The Gesuati Altarpiece is a 1444 tempera and gold on poplar panel altarpiece by Sano di Pietro, produced for San Girolamo, a Jesuati monastery in Siena.[1] Most of its panels are now in the Pinacoteca Nazionale in Siena, although the six panels of the predella showing scenes from the life of Saint Jerome were lost to the Campana collection, later bought for the musée Napoléon III, which became the Louvre Museum, where these panels still hang.[2]
The main panel shows the Madonna and Child enthroned flanked by six angels, with Blessed Giovanni Colombini (founder of the Jesuati order) kneeling in prayer before them. Beside it are four panels with full length figures of Saint Dominic, Saint Jerome, Augustine of Hippo and Francis of Assisi. Down the outer left-hand edge are three panels showing (from bottom to top) saints Peter, Anthony Abbot and Mary Magdalene, with an equivalent set down the right-hand edge James the Great, Ephrem the Syrian and Catherine of Alexandria.

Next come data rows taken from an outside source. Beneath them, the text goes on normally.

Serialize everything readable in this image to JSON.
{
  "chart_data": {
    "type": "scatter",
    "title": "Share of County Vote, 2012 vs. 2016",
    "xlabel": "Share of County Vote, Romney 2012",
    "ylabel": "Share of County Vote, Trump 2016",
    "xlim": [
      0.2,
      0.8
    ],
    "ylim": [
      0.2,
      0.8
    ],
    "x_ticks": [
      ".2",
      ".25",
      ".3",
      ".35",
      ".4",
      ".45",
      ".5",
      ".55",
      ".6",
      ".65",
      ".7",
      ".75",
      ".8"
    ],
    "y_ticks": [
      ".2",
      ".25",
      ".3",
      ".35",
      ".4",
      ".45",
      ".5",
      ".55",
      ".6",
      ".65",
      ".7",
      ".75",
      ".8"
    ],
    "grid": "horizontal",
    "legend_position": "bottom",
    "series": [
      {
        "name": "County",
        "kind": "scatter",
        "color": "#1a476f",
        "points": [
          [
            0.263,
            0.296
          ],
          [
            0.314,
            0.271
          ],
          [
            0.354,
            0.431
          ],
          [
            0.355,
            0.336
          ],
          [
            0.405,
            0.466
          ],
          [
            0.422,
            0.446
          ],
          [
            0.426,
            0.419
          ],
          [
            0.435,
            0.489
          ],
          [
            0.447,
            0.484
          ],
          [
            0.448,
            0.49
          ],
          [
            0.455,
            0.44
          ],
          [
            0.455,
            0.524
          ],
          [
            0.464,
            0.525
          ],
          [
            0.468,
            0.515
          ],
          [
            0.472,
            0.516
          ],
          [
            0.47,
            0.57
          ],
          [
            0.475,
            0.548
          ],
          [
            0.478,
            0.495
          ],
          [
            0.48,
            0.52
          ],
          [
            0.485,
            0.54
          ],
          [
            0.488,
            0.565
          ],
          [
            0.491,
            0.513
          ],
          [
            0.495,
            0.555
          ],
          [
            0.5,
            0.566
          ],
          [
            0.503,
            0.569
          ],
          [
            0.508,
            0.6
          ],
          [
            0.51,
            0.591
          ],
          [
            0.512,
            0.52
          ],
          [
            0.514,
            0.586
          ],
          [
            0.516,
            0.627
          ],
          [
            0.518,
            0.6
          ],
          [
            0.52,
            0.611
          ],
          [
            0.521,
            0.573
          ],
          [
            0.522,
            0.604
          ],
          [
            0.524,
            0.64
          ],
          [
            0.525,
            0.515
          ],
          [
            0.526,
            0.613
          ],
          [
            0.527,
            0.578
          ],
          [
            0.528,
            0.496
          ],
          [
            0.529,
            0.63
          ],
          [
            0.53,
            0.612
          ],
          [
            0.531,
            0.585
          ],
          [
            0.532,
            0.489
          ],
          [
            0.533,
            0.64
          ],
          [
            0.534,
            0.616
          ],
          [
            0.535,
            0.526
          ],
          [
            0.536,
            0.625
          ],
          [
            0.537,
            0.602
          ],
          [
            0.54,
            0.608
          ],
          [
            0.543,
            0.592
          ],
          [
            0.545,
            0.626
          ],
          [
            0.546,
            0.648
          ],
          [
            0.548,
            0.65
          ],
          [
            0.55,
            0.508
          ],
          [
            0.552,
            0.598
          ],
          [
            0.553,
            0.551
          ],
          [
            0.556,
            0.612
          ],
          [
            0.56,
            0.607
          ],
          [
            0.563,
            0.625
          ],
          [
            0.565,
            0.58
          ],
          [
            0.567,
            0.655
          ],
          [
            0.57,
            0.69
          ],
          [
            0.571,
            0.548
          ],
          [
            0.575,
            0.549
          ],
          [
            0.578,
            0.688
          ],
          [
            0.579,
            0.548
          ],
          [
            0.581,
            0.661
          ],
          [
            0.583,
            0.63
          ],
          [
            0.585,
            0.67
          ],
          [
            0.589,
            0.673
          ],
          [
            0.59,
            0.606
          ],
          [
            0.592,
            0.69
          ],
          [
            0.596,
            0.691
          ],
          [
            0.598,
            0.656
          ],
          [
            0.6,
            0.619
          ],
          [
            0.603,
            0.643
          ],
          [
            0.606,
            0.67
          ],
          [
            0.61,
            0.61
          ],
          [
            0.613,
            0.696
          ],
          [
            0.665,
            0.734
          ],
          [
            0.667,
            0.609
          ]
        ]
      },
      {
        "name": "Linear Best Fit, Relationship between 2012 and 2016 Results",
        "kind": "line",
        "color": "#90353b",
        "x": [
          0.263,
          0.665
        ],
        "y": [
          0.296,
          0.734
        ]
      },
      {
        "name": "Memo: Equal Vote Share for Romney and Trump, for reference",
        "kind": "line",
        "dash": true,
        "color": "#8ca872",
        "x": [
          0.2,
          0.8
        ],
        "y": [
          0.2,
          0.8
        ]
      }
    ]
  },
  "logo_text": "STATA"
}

The central top register shows Christ the Redeemer enthroned and blessing, flanked by double pairs of seraphim with coloured wings. Either side are four more panels showing an Annunciation and Saints Cosmas and Damian. The predella scenes show (from left to right) Jerome's dream, Jerome's penitence, Jerome taking the thorn from the lion's paw, Jerome's death and Cyril of Jerusalem's vision of Jerome.[3]